Rejig puts additional focus on maintenance: “independence from end users crucial to strengthen AM ecosystem”

Rejig, Dennis Vandenbussche’s Belgian AM consulting company, has long offered maintenance and spare parts for LPBF machines as an independent maintenance partner. The Flam3D member recently announced that maintenance services will be a key focus area within their service offering. How exactly this works, you can read below.

Maintenance is by no means new for them, Reijg has been providing maintenance services to their customers for quite some time and they have built up extensive expertise in the meantime, but it is becoming a spearhead for Rejig. Dennis Vandenbussche, AM consultant at Reijg, notes, “A number of large OEMs are struggling to serve their entire installed base and put their focus on the latest generation of machines. This is a legitimate choice, but for companies with older, still-functioning machines, it is more difficult to find appropriate maintenance at correct prices. It’s those companies, often SMEs, that we’d like to help with our expertise, both with maintenance and with spare parts or even complete retrofits.”

So in addition to AM consulting and the marketing of the S100 machine (the large-format SLS machine that, thanks to Materialise Bluesint technology, is able to reuse much more PA12 powder), maintenance is the third leg in the Rejig portfolio.

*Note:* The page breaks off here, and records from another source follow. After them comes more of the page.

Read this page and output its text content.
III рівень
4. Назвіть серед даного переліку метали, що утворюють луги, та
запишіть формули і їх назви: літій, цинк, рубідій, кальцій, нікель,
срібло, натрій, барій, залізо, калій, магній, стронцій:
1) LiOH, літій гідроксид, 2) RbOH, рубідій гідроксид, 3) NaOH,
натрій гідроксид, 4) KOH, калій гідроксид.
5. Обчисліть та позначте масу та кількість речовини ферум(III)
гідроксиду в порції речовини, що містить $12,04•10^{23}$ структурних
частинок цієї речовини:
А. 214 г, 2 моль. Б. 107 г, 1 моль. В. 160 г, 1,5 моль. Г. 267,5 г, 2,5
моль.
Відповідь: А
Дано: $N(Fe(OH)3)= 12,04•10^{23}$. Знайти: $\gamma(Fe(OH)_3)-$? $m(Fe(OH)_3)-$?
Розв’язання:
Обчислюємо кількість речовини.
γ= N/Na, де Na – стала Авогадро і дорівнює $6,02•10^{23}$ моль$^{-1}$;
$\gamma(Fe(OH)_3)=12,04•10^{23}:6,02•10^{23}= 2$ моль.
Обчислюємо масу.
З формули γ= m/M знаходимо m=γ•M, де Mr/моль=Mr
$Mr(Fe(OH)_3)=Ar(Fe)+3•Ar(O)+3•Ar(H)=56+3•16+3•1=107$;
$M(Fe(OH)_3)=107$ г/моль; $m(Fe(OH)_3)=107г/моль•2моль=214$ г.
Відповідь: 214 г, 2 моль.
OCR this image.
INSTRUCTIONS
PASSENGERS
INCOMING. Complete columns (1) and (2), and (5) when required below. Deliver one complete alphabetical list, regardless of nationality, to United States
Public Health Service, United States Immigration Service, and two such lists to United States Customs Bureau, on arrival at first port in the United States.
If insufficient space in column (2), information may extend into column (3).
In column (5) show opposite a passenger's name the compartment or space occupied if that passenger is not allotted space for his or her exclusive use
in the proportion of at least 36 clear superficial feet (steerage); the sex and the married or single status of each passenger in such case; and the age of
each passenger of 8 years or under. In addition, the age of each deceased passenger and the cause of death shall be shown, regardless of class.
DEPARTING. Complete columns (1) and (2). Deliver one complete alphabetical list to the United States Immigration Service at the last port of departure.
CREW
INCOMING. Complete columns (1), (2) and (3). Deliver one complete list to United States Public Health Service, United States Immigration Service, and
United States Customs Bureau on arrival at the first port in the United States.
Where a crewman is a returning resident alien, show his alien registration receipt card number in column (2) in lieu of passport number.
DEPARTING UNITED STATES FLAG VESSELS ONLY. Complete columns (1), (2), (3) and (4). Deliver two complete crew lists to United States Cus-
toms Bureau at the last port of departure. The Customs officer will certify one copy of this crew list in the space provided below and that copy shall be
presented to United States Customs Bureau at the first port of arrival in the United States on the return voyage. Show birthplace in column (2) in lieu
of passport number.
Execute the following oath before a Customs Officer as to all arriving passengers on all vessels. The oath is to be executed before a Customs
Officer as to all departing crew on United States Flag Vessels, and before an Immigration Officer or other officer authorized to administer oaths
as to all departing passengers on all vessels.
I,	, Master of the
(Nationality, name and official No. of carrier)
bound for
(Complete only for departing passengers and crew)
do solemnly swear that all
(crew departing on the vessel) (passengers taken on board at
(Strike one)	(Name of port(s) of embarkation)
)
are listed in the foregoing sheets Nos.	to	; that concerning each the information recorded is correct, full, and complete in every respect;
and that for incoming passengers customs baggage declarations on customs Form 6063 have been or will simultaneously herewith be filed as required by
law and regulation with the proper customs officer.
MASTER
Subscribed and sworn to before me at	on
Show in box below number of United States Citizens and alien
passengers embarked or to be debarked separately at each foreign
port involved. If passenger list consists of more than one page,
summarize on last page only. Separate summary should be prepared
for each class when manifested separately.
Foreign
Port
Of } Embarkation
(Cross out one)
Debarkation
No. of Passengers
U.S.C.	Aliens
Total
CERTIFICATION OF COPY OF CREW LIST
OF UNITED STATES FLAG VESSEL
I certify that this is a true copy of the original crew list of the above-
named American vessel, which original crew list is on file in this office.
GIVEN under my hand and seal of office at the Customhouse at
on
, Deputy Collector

Dennis Vandenbussche recently brought RS Print/Materialise Motion veteran Tom Peeters on board as product manager. Peeters is happy to be back in the AM sector, but is not blind to the challenges in the industry: “end users are too often dependent on imposed machine settings, limited freedom in material choices and maintenance that is not tailored to their needs. We hope to provide an answer to that with Rejig.” Dennis Vandenbussche adds that greater end-user independence in machinery, materials and maintenance can be a catalyst for series production of functional parts with AM.

Rejig will soon be at Formnext (hall 12.1, booth A109) with its own booth to introduce itself to the international audience. “We hear from various quarters that there is a great need for independent maintenance partners, whether as an additional alternative to traditional maintenance channels or not. At Formnext, we can enter into conversation with a very wide range of end users, but equally with the OEMs themselves,” concludes Dennis Vandenbussche.